I’ve been trying to do some wheel strategies with SPWR. It’s in a long upswing, just like TSLA has been, so probably a good surrogate, but at a lower price. I like the renewable industry, so I’m not looking out of this industry. I haven’t published my results yet because I just bought 100 shares and turned right around and sold a CC at a strike just a few dollars above the current SP (which means they will probably be called away). I also sold a couple puts, way OTM, so just picking up $1-$2 per share, as they probably won’t get put to me. This is just to give me some real experience at a lower cost.
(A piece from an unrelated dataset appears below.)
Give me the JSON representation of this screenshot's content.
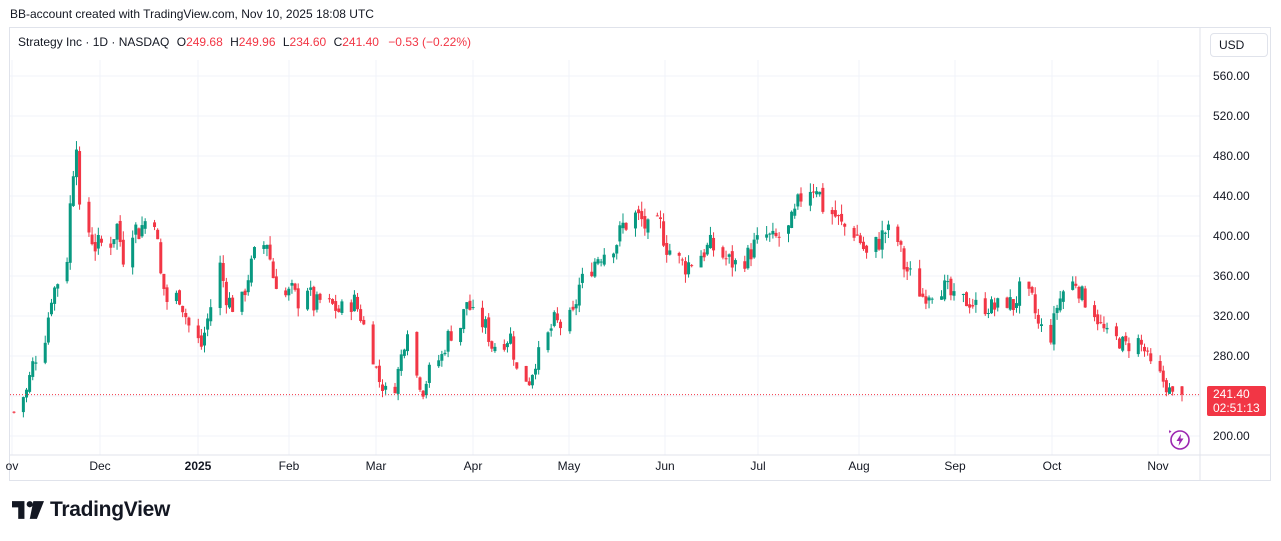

As always, advice that’s not advice.;)
circling back on this, I rolled up and out for a small profit. Thanks @adiggs starting this thread and all the contributors for helping teach me these techniques. This is definitely my practice stock, while trying to “mostly” hold TSLA. Last week, I bought 100 shr at $42.85 and immediately sold the 1/29 $45c for $2.00 (Not a great trade, but wanted to do the rolling part this week). With my extra cash, I also sold six $32p 2/05 for $1.05, that are ~$0.20 now and I’ll just let expire worthless next week.

So, for today my first official roll forward for a small credit.:)
BTC of SPWR 01/29/2021 C $45.00 executed at $3.48 ($1.48 debit).
STO of SPWR 02/12/2021 C $50.00 executed at $4.00 ($0.52 credit).